Cet impératif de rapprochement passe par la nécessité de mettre la
Bible entre les mains des fidèles dans un premier temps. C’est ce
que certains ont appelé le contact direct. Mais un contact bien
préparé et progressif. Et ensuite, travailler comme pasteurs, à
intensifier une pastorale d’explication des textes sacrés. Ceci
passe par la présence constante de la Parole de Dieu au coeur de
tous les moments forts de la pastorale: récollections, confessions,
accompagnement, préparations aux sacrements etc ...

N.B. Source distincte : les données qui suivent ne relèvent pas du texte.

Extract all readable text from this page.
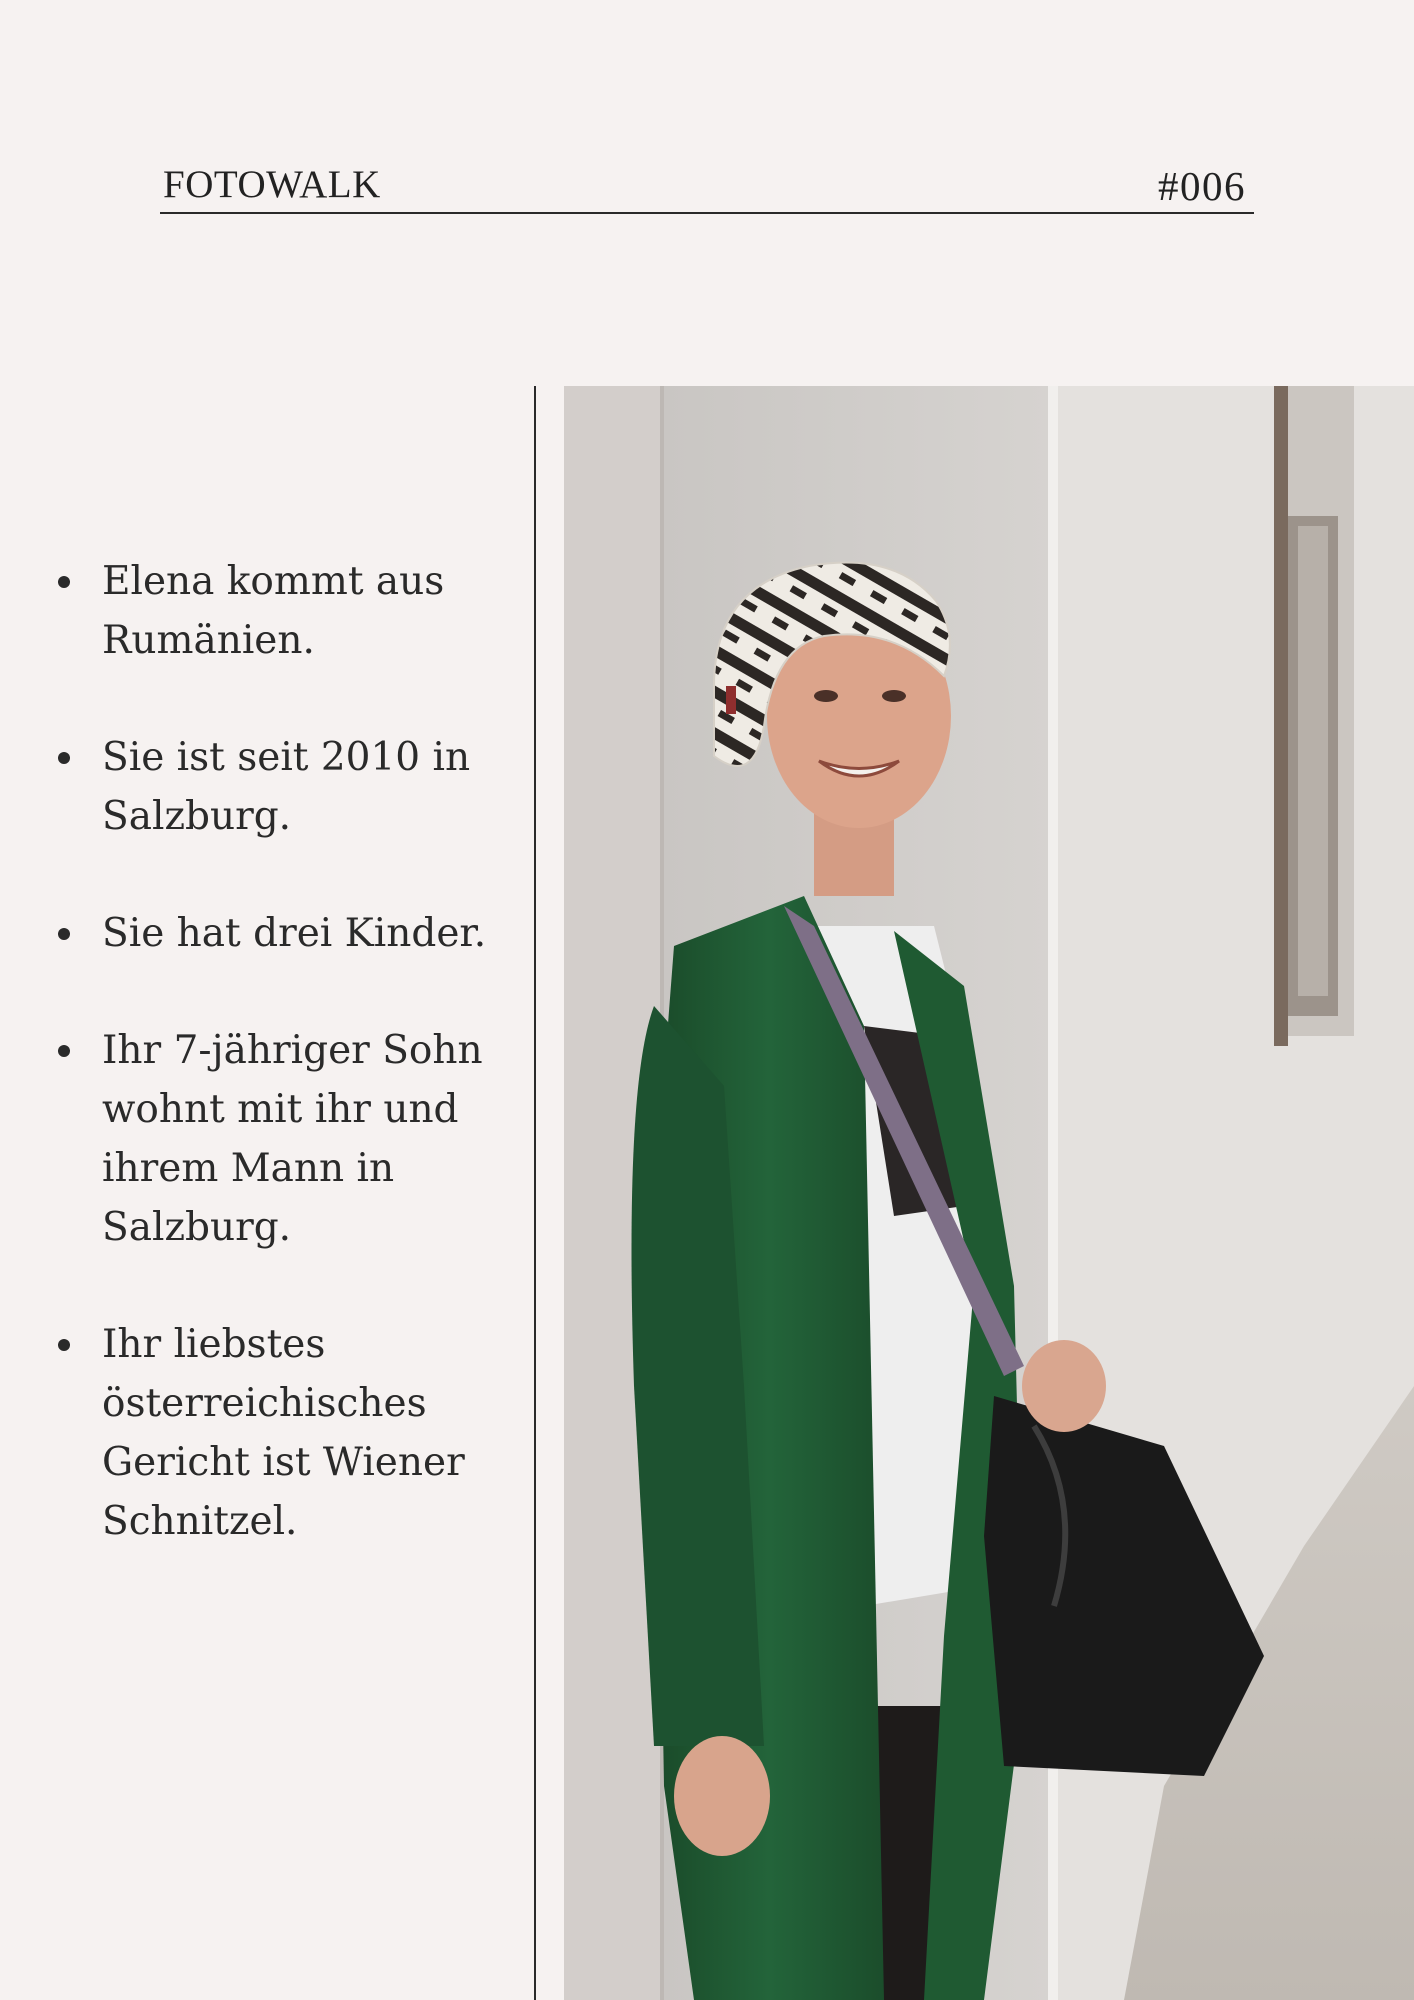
FOTOWALK	#006
Elena kommt aus Rumänien.
Sie ist seit 2010 in Salzburg.
Sie hat drei Kinder.
Ihr 7-jähriger Sohn wohnt mit ihr und ihrem Mann in Salzburg.
Ihr liebstes österreichisches Gericht ist Wiener Schnitzel.
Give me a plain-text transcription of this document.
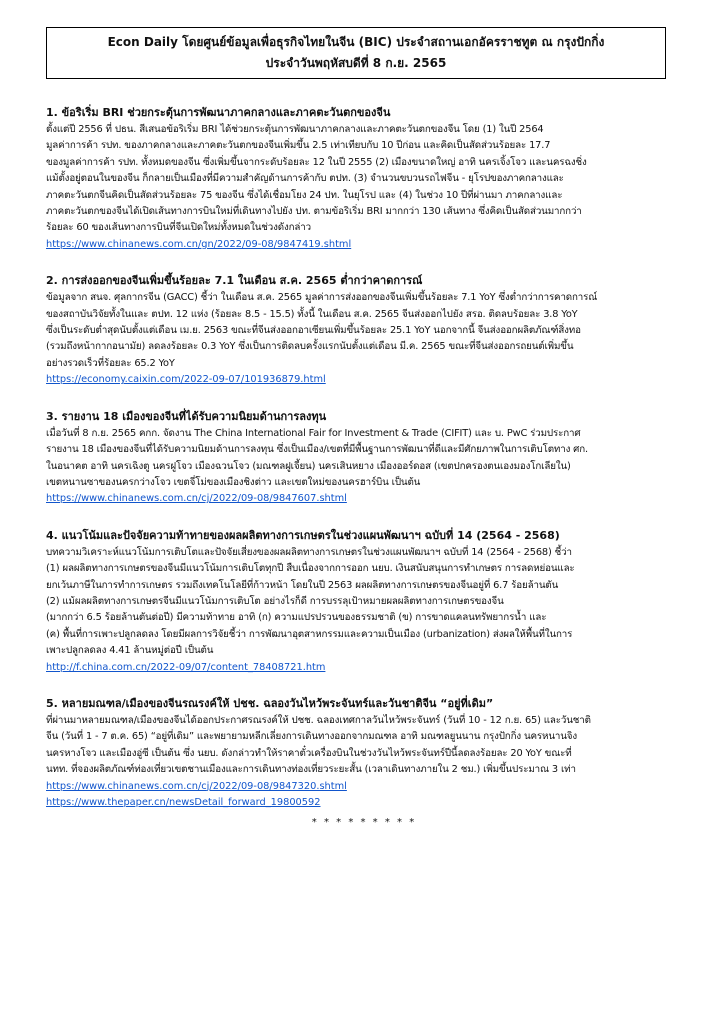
Econ Daily โดยศูนย์ข้อมูลเพื่อธุรกิจไทยในจีน (BIC) ประจำสถานเอกอัครราชทูต ณ กรุงปักกิ่ง
ประจำวันพฤหัสบดีที่ 8 ก.ย. 2565
1. ข้อริเริ่ม BRI ช่วยกระตุ้นการพัฒนาภาคกลางและภาคตะวันตกของจีน

ตั้งแต่ปี 2556 ที่ ปธน. สีเสนอข้อริเริ่ม BRI ได้ช่วยกระตุ้นการพัฒนาภาคกลางและภาคตะวันตกของจีน โดย (1) ในปี 2564

มูลค่าการค้า รปท. ของภาคกลางและภาคตะวันตกของจีนเพิ่มขึ้น 2.5 เท่าเทียบกับ 10 ปีก่อน และคิดเป็นสัดส่วนร้อยละ 17.7

ของมูลค่าการค้า รปท. ทั้งหมดของจีน ซึ่งเพิ่มขึ้นจากระดับร้อยละ 12 ในปี 2555 (2) เมืองขนาดใหญ่ อาทิ นครเจิ้งโจว และนครฉงชิ่ง

แม้ตั้งอยู่ตอนในของจีน ก็กลายเป็นเมืองที่มีความสำคัญด้านการค้ากับ ตปท. (3) จำนวนขบวนรถไฟจีน - ยุโรปของภาคกลางและ

ภาคตะวันตกจีนคิดเป็นสัดส่วนร้อยละ 75 ของจีน ซึ่งได้เชื่อมโยง 24 ปท. ในยุโรป และ (4) ในช่วง 10 ปีที่ผ่านมา ภาคกลางและ

ภาคตะวันตกของจีนได้เปิดเส้นทางการบินใหม่ที่เดินทางไปยัง ปท. ตามข้อริเริ่ม BRI มากกว่า 130 เส้นทาง ซึ่งคิดเป็นสัดส่วนมากกว่า

ร้อยละ 60 ของเส้นทางการบินที่จีนเปิดใหม่ทั้งหมดในช่วงดังกล่าว

https://www.chinanews.com.cn/gn/2022/09-08/9847419.shtml
2. การส่งออกของจีนเพิ่มขึ้นร้อยละ 7.1 ในเดือน ส.ค. 2565 ต่ำกว่าคาดการณ์

ข้อมูลจาก สนจ. ศุลกากรจีน (GACC) ชี้ว่า ในเดือน ส.ค. 2565 มูลค่าการส่งออกของจีนเพิ่มขึ้นร้อยละ 7.1 YoY ซึ่งต่ำกว่าการคาดการณ์

ของสถาบันวิจัยทั้งในและ ตปท. 12 แห่ง (ร้อยละ 8.5 - 15.5) ทั้งนี้ ในเดือน ส.ค. 2565 จีนส่งออกไปยัง สรอ. ติดลบร้อยละ 3.8 YoY

ซึ่งเป็นระดับต่ำสุดนับตั้งแต่เดือน เม.ย. 2563 ขณะที่จีนส่งออกอาเซียนเพิ่มขึ้นร้อยละ 25.1 YoY นอกจากนี้ จีนส่งออกผลิตภัณฑ์สิ่งทอ

(รวมถึงหน้ากากอนามัย) ลดลงร้อยละ 0.3 YoY ซึ่งเป็นการติดลบครั้งแรกนับตั้งแต่เดือน มี.ค. 2565 ขณะที่จีนส่งออกรถยนต์เพิ่มขึ้น

อย่างรวดเร็วที่ร้อยละ 65.2 YoY

https://economy.caixin.com/2022-09-07/101936879.html
3. รายงาน 18 เมืองของจีนที่ได้รับความนิยมด้านการลงทุน

เมื่อวันที่ 8 ก.ย. 2565 คกก. จัดงาน The China International Fair for Investment & Trade (CIFIT) และ บ. PwC ร่วมประกาศ

รายงาน 18 เมืองของจีนที่ได้รับความนิยมด้านการลงทุน ซึ่งเป็นเมือง/เขตที่มีพื้นฐานการพัฒนาที่ดีและมีศักยภาพในการเติบโตทาง ศก.

ในอนาคต อาทิ นครเฉิงตู นครฝูโจว เมืองฉวนโจว (มณฑลฝูเจี้ยน) นครเสินหยาง เมืองออร์ดอส (เขตปกครองตนเองมองโกเลียใน)

เขตหนานซาของนครกว่างโจว เขตจี่โม่ของเมืองชิงต่าว และเขตใหม่ของนครฮาร์บิน เป็นต้น

https://www.chinanews.com.cn/cj/2022/09-08/9847607.shtml
4. แนวโน้มและปัจจัยความท้าทายของผลผลิตทางการเกษตรในช่วงแผนพัฒนาฯ ฉบับที่ 14 (2564 - 2568)

บทความวิเคราะห์แนวโน้มการเติบโตและปัจจัยเสี่ยงของผลผลิตทางการเกษตรในช่วงแผนพัฒนาฯ ฉบับที่ 14 (2564 - 2568) ชี้ว่า

(1) ผลผลิตทางการเกษตรของจีนมีแนวโน้มการเติบโตทุกปี สืบเนื่องจากการออก นยบ. เงินสนับสนุนการทำเกษตร การลดหย่อนและ

ยกเว้นภาษีในการทำการเกษตร รวมถึงเทคโนโลยีที่ก้าวหน้า โดยในปี 2563 ผลผลิตทางการเกษตรของจีนอยู่ที่ 6.7 ร้อยล้านตัน

(2) แม้ผลผลิตทางการเกษตรจีนมีแนวโน้มการเติบโต อย่างไรก็ดี การบรรลุเป้าหมายผลผลิตทางการเกษตรของจีน

(มากกว่า 6.5 ร้อยล้านตันต่อปี) มีความท้าทาย อาทิ (ก) ความแปรปรวนของธรรมชาติ (ข) การขาดแคลนทรัพยากรน้ำ และ

(ค) พื้นที่การเพาะปลูกลดลง โดยมีผลการวิจัยชี้ว่า การพัฒนาอุตสาหกรรมและความเป็นเมือง (urbanization) ส่งผลให้พื้นที่ในการ

เพาะปลูกลดลง 4.41 ล้านหมู่ต่อปี เป็นต้น

http://f.china.com.cn/2022-09/07/content_78408721.htm
5. หลายมณฑล/เมืองของจีนรณรงค์ให้ ปชช. ฉลองวันไหว้พระจันทร์และวันชาติจีน “อยู่ที่เดิม”

ที่ผ่านมาหลายมณฑล/เมืองของจีนได้ออกประกาศรณรงค์ให้ ปชช. ฉลองเทศกาลวันไหว้พระจันทร์ (วันที่ 10 - 12 ก.ย. 65) และวันชาติ

จีน (วันที่ 1 - 7 ต.ค. 65) “อยู่ที่เดิม” และพยายามหลีกเลี่ยงการเดินทางออกจากมณฑล อาทิ มณฑลยูนนาน กรุงปักกิ่ง นครหนานจิง

นครหางโจว และเมืองอู่ซี เป็นต้น ซึ่ง นยบ. ดังกล่าวทำให้ราคาตั๋วเครื่องบินในช่วงวันไหว้พระจันทร์ปีนี้ลดลงร้อยละ 20 YoY ขณะที่

นทท. ที่จองผลิตภัณฑ์ท่องเที่ยวเขตชานเมืองและการเดินทางท่องเที่ยวระยะสั้น (เวลาเดินทางภายใน 2 ชม.) เพิ่มขึ้นประมาณ 3 เท่า

https://www.chinanews.com.cn/cj/2022/09-08/9847320.shtml
https://www.thepaper.cn/newsDetail_forward_19800592
* * * * * * * * *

Avec une certaine insistance, certains avis vont dans le sens d’une
adéquation entre ce que nous annonçons et ce que nous vivons. C’est
la dimension du témoignage. Comment annoncer efficacement une parole
que nous, ne connaissions nous-mêmes pas très bien. Il s’agit pour
nous de devenir chaque jour un peu plus des familiers de la Parole
de Dieu et d’éviter de délivrer notre enseignement sur la Parole de
Dieu comme des leçons sur Dieu.
Il s’agit aussi pour ceux qui ont la tâche d’annoncer la Parole de
Dieu d’entrer plus en dialogue avec les fidèles et de tenir compte
de leurs préoccupations. La crédibilité de notre enseignement sur la
Parole de Dieu passe par là. Comment annoncer l’amour de Dieu aux
hommes qui souffrent et meurent de faim?